Entry from November 21, 2009

When I was in London recently, I had a quick tour round an exhibition at the National Portrait Gallery titled “Beatles to Bowie: the ‘60s Exposed.” The British — or at least the British media — are obsessed with the ‘60s, I’m guessing, at least partly because that was the last time that Britain seemed to many, both at home and abroad, as the center of the cultural world. Sandy Nairne of the Gallery was quoted in the press as saying that “This exhibition will show how, in the 1960s, music changed the world — and how Britain was the central axis of new popular culture.” As opposed, perhaps, to the peripheral axis? Anyway, many of the changes to traditional Western culture wrought by the “new popular culture” of axial Britain during that decade still define what remains of that culture today in Europe and America as well. It must be good to be reminded of that now that even Martin Amis appears to be having second thoughts about the sexual revolution.

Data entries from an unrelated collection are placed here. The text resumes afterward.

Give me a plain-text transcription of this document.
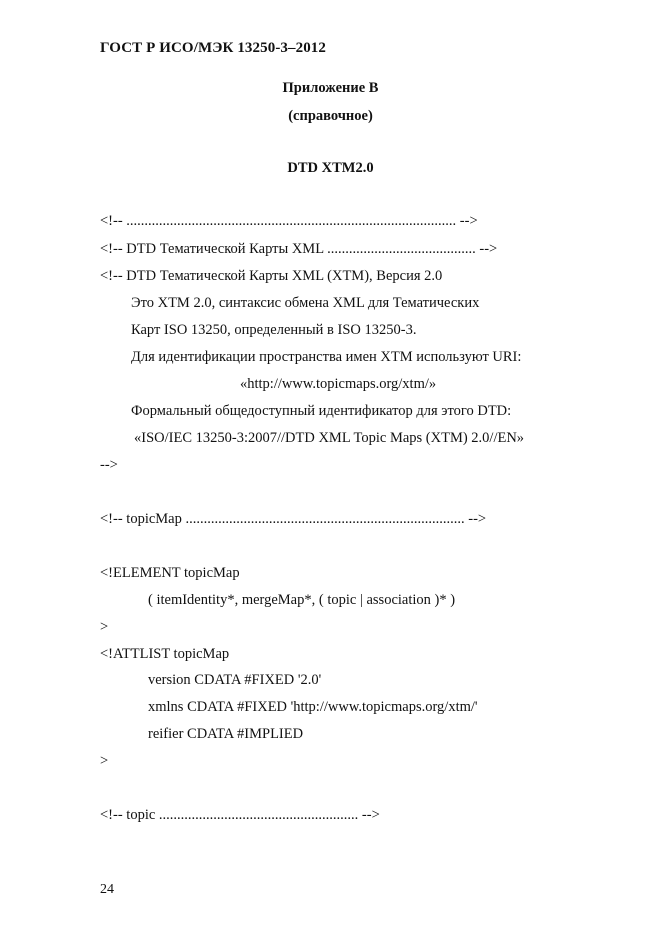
ГОСТ Р ИСО/МЭК 13250-3–2012
Приложение В
(справочное)
DTD XTM2.0
<!-- ........................................................................................... -->
<!-- DTD Тематической Карты XML ......................................... -->
<!-- DTD Тематической Карты XML (XTM), Версия 2.0
Это XTM 2.0, синтаксис обмена XML для Тематических
Карт ISO 13250, определенный в ISO 13250-3.
Для идентификации пространства имен XTM используют URI:
«http://www.topicmaps.org/xtm/»
Формальный общедоступный идентификатор для этого DTD:
«ISO/IEC 13250-3:2007//DTD XML Topic Maps (XTM) 2.0//EN»
-->
<!-- topicMap ............................................................................. -->
<!ELEMENT topicMap
( itemIdentity*, mergeMap*, ( topic | association )* )
>
<!ATTLIST topicMap
version CDATA #FIXED '2.0'
xmlns CDATA #FIXED 'http://www.topicmaps.org/xtm/'
reifier CDATA #IMPLIED
>
<!-- topic ....................................................... -->
24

But what struck me about the exhibition was the extent to which the revolution was a matter of publicity. In the 1960s, art was already becoming indistinguishable from fashion and both from celebrity. Once it became conceptual, I suppose, anything could be art, which is what made art an adjunct of publicity. It wasn’t art unless the buzz machine gave it its imprimatur. “Beatles to Bowie” showed how the much-celebrated pop music of the period appealed only in perfunctory ways to the musical traditions out of which it arose, but it was wedded to the partner art of photography — hence the pun in the exhibition’s title. Much of it consisted of publicity stills, both the familiar and the newly uncovered after years of neglect, like lost old masters. Nearly all of them were originally done for album covers or magazine spreads and not to catch the pop-star heroes unaware or unprotected by their publicists.

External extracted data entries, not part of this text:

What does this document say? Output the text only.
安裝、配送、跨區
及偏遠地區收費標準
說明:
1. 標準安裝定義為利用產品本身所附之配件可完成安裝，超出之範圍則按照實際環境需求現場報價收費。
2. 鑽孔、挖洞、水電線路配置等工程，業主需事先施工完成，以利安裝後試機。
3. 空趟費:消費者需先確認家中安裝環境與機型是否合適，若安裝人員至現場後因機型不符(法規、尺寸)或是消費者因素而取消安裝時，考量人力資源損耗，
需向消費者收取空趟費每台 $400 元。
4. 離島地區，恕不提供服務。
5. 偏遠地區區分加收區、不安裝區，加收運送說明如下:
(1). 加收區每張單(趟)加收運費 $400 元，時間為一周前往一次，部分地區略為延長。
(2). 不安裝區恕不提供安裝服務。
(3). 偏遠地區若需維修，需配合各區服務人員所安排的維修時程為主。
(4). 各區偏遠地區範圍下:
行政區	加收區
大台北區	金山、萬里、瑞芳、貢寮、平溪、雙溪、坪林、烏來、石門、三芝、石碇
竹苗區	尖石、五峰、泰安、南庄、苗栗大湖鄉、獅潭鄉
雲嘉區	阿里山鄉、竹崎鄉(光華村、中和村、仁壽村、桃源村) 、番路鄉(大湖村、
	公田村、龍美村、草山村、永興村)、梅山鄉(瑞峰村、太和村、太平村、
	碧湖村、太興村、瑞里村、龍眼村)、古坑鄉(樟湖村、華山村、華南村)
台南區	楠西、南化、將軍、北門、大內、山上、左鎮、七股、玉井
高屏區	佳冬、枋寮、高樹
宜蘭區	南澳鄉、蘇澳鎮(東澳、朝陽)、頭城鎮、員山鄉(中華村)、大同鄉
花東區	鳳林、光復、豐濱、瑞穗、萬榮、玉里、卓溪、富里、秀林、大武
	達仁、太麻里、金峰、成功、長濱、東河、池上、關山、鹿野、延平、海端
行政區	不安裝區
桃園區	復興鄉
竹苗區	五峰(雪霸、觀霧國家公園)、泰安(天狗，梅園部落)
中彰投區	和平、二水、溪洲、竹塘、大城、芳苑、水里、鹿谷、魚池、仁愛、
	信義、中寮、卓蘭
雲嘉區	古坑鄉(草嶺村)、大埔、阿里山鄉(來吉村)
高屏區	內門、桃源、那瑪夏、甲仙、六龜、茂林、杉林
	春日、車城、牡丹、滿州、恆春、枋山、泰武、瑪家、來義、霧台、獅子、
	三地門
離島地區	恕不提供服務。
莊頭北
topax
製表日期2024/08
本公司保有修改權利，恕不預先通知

The centrality of the advertising and publicity business to post-‘60s culture may also be part of what lies behind the popularity of the television series “Mad Men,” which has recently concluded its third season on AMC. Adam Cohen, writing in The New York Times last month thought the show a perverse form of “escapism.”

For many viewers, “Mad Men” is a window on their parents’ world — an era of three-martini lunches, gas-guzzling domestic cars and boundless optimism about America’s place in the world. John F. Kennedy was in the White House, and women were choosing between rival style icons Jacqueline Bouvier Kennedy and Marilyn Monroe. To a generation beaten down by skyrocketing unemployment, plunging retirement savings and mounting home foreclosures, “Mad Men” offers the schadenfreude-filled message that their predecessors were equally unhappy — and that the bleakness meter in American life has always been set on high.

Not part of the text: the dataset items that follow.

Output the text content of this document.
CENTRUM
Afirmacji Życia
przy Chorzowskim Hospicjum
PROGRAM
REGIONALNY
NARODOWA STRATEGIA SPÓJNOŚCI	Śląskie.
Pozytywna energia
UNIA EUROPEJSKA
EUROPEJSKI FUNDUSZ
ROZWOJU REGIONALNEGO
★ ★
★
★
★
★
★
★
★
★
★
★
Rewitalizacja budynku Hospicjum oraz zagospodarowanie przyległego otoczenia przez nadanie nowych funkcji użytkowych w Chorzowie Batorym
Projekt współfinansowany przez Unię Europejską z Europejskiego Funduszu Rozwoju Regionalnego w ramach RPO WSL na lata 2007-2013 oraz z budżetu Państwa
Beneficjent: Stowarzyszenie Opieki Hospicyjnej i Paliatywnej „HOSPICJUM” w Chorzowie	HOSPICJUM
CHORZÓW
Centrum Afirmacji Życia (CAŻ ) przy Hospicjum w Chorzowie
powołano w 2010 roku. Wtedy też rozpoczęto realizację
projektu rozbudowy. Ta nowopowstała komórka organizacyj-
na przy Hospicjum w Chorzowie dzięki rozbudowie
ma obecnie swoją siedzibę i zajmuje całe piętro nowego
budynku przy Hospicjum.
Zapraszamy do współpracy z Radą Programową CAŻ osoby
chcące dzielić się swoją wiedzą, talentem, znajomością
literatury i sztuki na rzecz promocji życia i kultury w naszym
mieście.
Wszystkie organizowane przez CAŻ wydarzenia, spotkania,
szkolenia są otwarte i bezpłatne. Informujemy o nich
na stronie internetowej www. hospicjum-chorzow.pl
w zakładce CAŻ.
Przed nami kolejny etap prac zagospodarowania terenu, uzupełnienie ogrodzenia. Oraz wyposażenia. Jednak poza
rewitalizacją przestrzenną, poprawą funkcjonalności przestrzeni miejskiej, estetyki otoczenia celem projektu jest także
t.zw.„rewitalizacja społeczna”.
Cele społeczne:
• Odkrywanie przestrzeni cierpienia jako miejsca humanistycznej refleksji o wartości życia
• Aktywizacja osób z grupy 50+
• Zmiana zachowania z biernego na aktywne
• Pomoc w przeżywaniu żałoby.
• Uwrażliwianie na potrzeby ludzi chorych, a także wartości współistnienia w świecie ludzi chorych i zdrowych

I have mentioned before, once or twice the view of Mark Greif that the appeal of the show is, rather, to the “Now We Know Better” impulse. Both things may be true, but in today’s Wall Street Journal, Peggy Noonan finds a way to link them:

I leave it to others to dilate on why TV now is so good and movies so bad, since both come from the same town, Hollywood, in the same era. But there is a side benefit to televisions’s excellence, and that is the number of people who follow a show so closely, and love it so much, that after it’s aired they come together on long threads on Web sites and talk about what happened and what it means. People use their imaginations and unfocused creativity to add new layers of meaning and interpretation. “You know that was a reference to Chinatown.” “Did anyone notice what it meant when Peggy told Mr. Sterling ‘no’ when he asked for the coffee? A whole revolution captured in one word!”

In other words, as in the ‘60s, the publicity is really for ourselves and our splendid, inward-looking revolution.

“Mad Men” is a problem drama, but of a very particular kind, as suggested by that word “revolution.” The show does as one suspects it was intended to do, which is to reinforce our sense of being, as President Obama calls it, “on the right side of history.” Whether or not he is a socialist, he appears to be, like other progressives at least as far back as Karl Marx, a historicist, convinced that a particular political agenda is, as it were, divinely ordained, since it has the sanction of “history” — history, that is, conceived of as the only measure of right and wrong, just as God was once supposed to be. That’s revolutionary talk, and of a kind that also shows the relationship between revolution and publicity, a.k.a. propaganda. After a revolution with so many baleful consequences, people have to be continually assured that they are, at least, on the right side of history — if nothing else, as a prophylactic against nostalgia. And in the case of “Mad Men,” the nostalgia is harnessed for revolutionary purposes. Brilliant!